Link: Google Research prototypes ambient audio contextual content (techcrunch.com)


8
Jun 06

Experience design at Nokia

An interesting interview with the Head of Brand Visual and Sensorial Experiences (nice one!) at Nokia.

“Even today my work is still very much involved in understanding and recognising trends and the way people or societies are changing. One of the important things is to realise the difference between ‘long-term’ societal trends and ‘short-term’ lifestyle trends, but also to understand that some short-term trends have the potential to cross into the mainstream of society, where they become much more influential.”

Link: New levels of Experience Design (pingmag.jp)


6
Jun 06

The next generation mobile UI

“Many of these issues are about solving the complexity problem: enabling lots of different features for lots of different users in lots of different cultures.
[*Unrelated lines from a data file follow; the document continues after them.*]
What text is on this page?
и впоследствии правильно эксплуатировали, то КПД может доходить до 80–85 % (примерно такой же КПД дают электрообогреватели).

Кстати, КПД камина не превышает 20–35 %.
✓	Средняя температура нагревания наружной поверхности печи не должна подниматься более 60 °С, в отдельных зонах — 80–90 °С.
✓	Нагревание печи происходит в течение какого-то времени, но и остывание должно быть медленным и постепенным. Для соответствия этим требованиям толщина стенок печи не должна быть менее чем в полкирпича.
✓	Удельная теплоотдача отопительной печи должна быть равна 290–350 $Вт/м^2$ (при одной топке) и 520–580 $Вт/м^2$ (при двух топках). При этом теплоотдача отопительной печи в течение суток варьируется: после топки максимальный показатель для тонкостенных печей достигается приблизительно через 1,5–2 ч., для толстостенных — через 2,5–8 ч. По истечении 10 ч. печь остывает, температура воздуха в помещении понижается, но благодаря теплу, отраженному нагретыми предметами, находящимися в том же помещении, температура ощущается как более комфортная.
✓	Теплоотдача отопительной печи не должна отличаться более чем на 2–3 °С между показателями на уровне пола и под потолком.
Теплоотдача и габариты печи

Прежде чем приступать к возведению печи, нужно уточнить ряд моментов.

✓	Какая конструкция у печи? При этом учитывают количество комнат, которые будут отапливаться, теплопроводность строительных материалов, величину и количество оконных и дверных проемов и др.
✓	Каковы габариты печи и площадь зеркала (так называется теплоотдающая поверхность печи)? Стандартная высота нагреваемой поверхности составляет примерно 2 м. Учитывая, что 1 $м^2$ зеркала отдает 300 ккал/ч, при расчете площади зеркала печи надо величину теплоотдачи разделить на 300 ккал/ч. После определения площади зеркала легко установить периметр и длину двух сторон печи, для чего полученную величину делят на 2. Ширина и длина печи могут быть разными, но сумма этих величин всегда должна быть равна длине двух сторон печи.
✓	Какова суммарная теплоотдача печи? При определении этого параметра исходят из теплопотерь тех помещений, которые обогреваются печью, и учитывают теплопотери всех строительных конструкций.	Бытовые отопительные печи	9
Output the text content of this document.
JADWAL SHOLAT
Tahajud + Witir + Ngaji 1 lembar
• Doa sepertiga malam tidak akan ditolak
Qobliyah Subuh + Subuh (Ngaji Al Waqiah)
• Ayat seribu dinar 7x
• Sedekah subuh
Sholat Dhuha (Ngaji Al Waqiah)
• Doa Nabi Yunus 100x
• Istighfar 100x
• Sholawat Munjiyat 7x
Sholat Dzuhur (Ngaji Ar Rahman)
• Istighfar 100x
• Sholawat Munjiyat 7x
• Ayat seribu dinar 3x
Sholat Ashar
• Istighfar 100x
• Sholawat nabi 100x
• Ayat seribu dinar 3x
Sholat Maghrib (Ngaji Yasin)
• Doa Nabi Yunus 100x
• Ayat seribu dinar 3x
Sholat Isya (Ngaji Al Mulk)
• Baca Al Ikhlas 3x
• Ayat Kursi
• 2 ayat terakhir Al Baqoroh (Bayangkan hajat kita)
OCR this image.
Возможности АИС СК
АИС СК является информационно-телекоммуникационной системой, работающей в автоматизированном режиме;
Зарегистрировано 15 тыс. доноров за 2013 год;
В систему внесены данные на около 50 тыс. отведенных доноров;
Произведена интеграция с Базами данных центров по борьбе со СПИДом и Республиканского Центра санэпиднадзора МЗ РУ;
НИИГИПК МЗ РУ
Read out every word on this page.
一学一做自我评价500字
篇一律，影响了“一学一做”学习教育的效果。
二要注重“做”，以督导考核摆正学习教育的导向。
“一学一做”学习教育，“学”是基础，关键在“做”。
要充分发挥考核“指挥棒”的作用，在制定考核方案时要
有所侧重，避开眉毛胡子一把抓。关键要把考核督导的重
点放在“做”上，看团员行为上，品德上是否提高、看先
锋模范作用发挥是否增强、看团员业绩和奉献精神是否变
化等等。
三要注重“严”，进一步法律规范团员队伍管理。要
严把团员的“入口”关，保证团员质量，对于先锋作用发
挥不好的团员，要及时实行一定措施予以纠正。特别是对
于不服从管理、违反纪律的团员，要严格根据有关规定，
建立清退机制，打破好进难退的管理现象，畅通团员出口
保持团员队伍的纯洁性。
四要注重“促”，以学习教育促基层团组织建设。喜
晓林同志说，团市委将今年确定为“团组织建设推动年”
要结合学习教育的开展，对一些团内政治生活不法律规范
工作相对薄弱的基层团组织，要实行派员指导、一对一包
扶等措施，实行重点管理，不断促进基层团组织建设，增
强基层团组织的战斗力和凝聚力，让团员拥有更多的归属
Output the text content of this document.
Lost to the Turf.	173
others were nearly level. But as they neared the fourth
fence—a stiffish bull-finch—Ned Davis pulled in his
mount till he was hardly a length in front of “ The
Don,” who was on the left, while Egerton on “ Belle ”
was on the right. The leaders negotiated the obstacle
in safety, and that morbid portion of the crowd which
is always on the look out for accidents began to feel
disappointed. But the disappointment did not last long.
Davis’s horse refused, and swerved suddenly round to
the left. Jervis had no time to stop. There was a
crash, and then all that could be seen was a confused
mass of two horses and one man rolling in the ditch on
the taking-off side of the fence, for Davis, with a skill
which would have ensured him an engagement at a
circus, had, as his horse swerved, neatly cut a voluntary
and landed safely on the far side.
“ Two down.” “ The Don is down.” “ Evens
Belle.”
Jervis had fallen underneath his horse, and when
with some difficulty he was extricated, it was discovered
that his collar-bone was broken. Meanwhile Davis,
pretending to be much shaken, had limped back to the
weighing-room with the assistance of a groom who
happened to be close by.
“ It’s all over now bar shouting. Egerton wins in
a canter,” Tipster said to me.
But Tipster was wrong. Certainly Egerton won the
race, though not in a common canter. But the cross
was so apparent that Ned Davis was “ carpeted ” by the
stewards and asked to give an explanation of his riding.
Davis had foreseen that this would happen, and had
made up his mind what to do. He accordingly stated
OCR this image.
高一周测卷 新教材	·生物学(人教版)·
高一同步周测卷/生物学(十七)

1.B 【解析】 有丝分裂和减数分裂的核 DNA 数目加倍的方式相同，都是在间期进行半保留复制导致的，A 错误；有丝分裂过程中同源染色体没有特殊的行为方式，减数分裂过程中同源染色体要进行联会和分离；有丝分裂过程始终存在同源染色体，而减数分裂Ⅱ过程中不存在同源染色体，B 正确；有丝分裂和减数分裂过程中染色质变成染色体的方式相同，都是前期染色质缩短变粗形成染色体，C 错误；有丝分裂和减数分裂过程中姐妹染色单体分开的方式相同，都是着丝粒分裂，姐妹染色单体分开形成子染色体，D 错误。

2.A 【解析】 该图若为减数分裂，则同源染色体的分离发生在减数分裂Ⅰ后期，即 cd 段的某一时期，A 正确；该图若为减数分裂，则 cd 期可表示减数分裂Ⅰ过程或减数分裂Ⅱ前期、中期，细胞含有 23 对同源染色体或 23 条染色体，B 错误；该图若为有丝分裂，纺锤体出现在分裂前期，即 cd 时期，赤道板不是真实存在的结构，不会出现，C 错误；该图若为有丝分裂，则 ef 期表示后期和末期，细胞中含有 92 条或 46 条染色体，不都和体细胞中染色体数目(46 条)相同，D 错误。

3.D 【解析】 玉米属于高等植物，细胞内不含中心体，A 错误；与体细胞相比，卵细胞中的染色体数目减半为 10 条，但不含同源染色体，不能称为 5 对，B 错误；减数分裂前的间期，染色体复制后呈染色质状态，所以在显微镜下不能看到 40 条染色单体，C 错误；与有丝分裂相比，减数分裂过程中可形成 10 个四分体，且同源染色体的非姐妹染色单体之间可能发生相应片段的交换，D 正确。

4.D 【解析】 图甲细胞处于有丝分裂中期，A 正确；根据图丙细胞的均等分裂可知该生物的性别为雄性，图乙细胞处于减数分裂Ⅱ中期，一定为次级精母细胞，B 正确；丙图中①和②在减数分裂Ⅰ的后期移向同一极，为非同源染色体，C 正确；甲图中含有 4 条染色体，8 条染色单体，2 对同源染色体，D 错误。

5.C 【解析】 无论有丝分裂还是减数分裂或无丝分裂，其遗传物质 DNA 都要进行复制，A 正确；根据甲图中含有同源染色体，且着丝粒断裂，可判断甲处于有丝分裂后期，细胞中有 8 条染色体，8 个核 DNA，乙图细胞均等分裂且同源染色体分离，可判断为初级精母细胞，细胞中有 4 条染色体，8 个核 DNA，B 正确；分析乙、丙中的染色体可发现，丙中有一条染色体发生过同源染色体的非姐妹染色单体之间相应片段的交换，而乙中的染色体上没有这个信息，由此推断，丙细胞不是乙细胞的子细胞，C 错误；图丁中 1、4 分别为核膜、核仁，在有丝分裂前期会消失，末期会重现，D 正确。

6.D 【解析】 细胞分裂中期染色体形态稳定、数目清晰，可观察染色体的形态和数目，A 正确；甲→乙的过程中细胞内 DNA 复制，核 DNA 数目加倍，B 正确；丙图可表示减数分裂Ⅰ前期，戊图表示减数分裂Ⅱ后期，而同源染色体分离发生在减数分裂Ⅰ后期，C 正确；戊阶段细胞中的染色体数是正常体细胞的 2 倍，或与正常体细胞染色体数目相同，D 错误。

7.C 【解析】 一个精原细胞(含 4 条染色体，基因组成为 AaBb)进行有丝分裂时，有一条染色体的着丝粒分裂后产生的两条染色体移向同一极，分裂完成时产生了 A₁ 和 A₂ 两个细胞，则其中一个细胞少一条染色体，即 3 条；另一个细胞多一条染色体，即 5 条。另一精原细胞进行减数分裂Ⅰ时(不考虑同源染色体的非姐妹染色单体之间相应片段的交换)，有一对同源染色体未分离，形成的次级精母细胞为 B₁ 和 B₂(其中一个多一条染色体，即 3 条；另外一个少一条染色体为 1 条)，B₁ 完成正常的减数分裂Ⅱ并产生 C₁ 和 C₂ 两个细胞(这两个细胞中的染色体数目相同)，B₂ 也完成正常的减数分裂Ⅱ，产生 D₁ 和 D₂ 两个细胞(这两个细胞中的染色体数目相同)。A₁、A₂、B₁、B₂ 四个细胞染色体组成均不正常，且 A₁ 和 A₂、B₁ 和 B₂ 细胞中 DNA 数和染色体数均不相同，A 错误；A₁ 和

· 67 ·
Will tomorrow’s intuitive interfaces use RFID to allow us to interact with our environment in a more tangible manner, in a way similar to how people in cities like London or Helsinki already use touch-cards to pay for public transport? Probably. Will they have speech-to-text and text-to-speech functionality to enable varied, fast, and context-sensitive input and output? Probably. Will they use motion sensors to allow us to input data in new ways, using movement rather than key presses? Possibly. Will they have different modes, allowing users to prioritise different things depending on context (work / entertainment / personal / social / static / mobile)? Maybe. Will they require a clear understanding of user needs and behaviour in order to be successful? Definitely.”

Link: Mobile user interfaces – its time for a new paradigm (the3gportal.com)


25
Apr 06

Physical personalisation of phones

Delightful little presentation about how people make devices their own.

“What motivates people to customise their phones? Where are they customised? Why? And how can this influence the design of future devices?...It’s an example of quick-and-dirty research project (an afternoon collecting data by reviewing 6477 phone covers in a recycling plant) with a limited but interesting enough scope (document any physical customisation), that eventually led to researching a number of more meaty topics. It’s also an example of something that would never make it to an academic conference, but has proved relevant in day to day work. There’s a lesson there somewhere.”